The Safe Shutdown Instructions include customized actions taken by operators to ensure the plant remains safe if some of the equipment is unavailable or damaged by fire, Golden said. TVA revised some of these procedures and didn’t adequately train operators on the new guidelines, he said.

When the NRC “quizzed” operators about the procedures, inspectors felt the operators did not have a clear understanding, Golden said. The TVA immediately performed remedial training for operators on shift when the preliminary finding went out and other shifts have also received training.

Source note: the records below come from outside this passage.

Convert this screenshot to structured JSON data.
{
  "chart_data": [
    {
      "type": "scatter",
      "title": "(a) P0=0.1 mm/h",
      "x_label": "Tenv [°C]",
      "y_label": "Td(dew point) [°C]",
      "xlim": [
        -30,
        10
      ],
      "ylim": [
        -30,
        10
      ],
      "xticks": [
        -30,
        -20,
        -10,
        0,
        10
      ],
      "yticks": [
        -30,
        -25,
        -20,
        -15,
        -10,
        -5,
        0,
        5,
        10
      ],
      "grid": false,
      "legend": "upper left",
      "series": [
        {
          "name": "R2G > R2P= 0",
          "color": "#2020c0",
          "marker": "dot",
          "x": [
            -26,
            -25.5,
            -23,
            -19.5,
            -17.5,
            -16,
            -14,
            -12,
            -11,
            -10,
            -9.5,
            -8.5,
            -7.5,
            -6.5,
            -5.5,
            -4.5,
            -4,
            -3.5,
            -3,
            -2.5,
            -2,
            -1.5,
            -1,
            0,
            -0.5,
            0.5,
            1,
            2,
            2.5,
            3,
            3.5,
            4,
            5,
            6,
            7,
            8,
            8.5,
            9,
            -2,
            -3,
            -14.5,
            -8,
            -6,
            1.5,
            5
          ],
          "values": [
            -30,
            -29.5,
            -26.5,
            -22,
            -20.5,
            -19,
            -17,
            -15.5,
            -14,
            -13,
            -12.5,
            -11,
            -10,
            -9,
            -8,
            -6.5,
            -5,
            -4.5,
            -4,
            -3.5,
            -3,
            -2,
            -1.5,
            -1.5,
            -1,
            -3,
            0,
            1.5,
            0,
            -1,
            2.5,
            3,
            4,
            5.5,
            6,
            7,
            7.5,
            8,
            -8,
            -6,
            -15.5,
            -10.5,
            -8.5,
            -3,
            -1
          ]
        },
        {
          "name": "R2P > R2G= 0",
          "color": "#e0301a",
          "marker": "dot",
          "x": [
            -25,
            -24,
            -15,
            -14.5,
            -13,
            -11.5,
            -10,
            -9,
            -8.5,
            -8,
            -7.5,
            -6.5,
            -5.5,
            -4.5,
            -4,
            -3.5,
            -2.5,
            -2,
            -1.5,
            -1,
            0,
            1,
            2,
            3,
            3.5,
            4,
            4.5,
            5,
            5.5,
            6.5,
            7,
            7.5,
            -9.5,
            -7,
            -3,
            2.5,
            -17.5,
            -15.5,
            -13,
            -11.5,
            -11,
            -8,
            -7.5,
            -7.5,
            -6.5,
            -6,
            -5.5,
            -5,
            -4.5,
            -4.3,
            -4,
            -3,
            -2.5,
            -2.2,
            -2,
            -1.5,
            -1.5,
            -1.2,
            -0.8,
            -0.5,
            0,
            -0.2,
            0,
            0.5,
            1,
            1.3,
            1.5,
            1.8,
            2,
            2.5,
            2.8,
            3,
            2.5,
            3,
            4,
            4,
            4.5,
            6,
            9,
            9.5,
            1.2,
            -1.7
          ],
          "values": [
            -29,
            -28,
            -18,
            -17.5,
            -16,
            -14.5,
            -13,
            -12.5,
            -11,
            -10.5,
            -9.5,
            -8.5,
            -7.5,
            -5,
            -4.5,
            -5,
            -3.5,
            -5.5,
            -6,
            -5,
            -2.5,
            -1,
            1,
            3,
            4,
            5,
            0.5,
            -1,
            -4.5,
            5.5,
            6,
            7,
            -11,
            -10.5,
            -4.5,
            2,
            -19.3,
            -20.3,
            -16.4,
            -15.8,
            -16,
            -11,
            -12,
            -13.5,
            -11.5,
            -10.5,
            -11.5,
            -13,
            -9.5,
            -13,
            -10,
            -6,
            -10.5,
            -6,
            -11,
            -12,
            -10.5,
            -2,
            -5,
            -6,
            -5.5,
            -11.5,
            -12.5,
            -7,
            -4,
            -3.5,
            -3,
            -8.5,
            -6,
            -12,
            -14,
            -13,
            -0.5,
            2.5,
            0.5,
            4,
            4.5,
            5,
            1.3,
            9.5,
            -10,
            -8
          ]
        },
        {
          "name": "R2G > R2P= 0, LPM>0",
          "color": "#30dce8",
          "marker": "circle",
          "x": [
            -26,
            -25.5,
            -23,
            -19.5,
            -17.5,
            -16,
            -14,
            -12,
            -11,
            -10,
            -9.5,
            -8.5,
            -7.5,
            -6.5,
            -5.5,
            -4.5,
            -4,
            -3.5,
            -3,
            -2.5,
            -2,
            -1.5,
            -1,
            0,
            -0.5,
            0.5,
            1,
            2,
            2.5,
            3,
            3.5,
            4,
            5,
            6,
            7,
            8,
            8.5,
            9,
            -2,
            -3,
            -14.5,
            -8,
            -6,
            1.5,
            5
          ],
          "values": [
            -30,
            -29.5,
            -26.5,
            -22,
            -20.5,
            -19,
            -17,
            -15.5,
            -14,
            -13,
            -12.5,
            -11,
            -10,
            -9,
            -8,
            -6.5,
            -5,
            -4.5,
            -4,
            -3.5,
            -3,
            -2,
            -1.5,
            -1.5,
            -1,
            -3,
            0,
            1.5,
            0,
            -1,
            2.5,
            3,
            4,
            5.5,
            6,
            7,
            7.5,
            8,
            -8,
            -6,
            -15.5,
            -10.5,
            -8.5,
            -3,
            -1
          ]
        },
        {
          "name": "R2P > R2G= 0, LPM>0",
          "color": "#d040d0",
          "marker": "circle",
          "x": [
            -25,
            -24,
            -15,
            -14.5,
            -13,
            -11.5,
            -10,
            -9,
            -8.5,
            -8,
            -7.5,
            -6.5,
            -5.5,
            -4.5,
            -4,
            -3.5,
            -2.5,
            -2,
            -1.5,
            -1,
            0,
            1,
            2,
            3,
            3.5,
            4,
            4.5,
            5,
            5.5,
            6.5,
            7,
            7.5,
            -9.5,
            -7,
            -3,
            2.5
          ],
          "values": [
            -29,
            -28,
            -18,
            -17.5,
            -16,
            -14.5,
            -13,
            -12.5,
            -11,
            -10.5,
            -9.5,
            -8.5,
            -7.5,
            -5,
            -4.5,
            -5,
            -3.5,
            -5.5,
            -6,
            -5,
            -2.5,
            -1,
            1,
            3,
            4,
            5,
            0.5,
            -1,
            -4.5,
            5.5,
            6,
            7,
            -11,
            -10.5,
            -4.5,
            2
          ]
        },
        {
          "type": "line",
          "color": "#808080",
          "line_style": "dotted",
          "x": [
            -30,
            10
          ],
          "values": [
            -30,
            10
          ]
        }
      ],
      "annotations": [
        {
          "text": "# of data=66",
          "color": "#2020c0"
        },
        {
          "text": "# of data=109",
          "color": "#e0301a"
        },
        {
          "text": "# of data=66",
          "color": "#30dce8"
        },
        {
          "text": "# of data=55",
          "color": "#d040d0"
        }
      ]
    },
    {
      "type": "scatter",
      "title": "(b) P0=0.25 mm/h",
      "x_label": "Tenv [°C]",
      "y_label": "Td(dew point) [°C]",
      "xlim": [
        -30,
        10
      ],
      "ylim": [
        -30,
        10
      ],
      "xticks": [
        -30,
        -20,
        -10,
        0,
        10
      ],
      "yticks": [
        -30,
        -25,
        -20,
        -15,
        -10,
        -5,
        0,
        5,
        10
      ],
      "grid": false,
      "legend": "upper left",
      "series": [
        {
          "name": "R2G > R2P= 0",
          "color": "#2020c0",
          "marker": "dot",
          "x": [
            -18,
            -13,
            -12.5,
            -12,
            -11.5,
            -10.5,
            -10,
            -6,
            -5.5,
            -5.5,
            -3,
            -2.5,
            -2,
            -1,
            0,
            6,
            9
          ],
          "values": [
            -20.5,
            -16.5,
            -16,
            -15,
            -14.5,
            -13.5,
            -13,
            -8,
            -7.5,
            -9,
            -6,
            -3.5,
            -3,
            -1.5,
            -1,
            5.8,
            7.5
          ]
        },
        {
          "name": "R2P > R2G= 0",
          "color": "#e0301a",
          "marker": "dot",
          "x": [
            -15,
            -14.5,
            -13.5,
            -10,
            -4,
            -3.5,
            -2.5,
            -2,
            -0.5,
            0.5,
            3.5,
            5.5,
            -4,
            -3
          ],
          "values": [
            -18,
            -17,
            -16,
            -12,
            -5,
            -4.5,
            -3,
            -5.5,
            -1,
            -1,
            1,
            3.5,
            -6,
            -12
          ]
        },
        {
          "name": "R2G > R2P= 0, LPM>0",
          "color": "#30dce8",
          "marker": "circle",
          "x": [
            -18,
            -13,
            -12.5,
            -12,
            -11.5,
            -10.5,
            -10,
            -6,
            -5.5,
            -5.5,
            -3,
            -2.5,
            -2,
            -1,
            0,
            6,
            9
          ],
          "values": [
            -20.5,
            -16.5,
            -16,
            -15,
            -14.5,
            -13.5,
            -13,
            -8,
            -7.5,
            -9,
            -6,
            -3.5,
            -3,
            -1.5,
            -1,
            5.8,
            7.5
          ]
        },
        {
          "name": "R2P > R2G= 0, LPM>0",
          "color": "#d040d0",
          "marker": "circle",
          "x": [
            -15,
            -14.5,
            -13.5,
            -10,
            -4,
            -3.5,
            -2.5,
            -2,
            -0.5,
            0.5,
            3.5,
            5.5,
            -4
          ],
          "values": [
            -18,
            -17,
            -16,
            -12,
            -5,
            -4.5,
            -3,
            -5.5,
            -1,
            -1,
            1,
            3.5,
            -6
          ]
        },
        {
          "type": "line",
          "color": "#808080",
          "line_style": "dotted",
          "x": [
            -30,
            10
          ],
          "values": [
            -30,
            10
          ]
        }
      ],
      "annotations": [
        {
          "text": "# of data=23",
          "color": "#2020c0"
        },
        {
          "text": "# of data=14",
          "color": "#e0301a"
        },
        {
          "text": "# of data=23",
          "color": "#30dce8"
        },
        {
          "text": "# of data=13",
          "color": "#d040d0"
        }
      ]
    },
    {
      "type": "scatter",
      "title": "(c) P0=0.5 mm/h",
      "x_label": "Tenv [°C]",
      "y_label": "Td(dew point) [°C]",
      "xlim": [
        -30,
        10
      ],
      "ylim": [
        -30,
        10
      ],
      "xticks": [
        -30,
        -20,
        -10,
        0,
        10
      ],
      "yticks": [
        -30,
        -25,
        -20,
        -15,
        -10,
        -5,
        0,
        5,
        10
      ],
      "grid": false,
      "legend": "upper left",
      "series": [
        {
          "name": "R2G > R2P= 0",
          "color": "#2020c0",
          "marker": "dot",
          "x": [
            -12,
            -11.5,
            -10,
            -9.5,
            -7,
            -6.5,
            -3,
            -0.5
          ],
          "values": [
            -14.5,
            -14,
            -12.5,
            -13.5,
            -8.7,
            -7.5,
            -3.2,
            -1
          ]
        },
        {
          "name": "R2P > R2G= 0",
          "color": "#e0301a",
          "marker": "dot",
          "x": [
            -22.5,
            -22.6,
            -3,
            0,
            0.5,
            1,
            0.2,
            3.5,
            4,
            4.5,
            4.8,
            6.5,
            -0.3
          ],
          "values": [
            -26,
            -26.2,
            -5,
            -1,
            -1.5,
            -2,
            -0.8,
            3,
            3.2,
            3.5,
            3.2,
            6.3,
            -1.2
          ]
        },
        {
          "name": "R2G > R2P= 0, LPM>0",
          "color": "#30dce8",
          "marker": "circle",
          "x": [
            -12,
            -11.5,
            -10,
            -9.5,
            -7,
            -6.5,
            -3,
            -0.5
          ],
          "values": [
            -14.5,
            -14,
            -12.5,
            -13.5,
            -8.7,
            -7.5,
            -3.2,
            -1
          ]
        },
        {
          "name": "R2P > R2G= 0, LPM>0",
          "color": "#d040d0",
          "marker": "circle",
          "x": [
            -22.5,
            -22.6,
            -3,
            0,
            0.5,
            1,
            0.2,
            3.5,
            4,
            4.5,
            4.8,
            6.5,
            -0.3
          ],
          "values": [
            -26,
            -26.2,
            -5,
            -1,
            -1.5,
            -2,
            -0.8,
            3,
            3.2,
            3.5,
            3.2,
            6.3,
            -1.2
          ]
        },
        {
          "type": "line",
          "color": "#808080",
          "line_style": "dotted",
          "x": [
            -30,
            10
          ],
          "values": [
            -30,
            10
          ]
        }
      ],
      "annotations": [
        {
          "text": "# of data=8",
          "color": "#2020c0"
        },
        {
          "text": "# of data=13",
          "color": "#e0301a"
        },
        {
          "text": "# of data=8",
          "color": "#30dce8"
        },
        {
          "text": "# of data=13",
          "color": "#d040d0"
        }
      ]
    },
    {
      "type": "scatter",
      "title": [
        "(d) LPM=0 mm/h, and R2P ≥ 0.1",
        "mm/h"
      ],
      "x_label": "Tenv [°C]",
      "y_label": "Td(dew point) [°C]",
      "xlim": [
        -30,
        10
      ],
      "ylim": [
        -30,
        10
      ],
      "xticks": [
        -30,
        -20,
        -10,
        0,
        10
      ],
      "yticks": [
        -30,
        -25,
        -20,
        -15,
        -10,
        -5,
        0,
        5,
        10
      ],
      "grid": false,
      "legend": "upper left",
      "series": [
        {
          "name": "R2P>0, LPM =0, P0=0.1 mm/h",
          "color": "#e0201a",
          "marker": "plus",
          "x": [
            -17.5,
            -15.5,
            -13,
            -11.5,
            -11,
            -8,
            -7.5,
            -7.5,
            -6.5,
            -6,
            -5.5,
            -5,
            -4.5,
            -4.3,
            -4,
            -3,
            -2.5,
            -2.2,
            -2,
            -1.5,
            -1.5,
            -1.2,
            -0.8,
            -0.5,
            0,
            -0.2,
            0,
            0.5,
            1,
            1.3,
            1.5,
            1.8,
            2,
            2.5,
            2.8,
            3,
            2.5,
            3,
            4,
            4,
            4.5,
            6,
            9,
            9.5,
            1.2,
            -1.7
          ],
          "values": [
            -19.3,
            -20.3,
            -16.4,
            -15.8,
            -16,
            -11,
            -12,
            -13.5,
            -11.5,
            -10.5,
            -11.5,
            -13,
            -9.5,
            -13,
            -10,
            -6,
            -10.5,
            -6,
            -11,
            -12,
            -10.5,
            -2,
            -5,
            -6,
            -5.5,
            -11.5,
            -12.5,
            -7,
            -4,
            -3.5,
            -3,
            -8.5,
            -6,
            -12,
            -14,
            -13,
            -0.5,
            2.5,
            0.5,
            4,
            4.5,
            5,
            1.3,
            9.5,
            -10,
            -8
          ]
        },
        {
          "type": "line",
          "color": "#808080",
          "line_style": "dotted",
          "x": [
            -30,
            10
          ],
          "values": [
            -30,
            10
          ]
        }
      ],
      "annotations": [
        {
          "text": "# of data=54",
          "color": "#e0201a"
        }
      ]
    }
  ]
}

“TVA’s top priority is the safe operation of its nuclear plants. We are upgrading our fire protection systems at Browns Ferry as part of an improved fire protection program,” said an official statement provided by the utility. “TVA promptly addressed the training issue and the causes related to the issue. We have an improvement plan for Browns Ferry’s overall performance and will submit an improved fire protection program to the NRC for review by March 2013.”

NRC Region II spokesman Joey Ledford said the preliminary finding came during the ongoing 95003 inspections implemented following a “red,” or significant, finding issued at the plant last year.

The red finding stemmed from a coolant injection valve that malfunctioned. The valve is part of the plant’s backup fire protection system.

Ledford said TVA has 30-day period to appeal the preliminary white finding. The utility can appeal in writing, he said, or it can request a regulatory conference and address the matter with NRC administrators.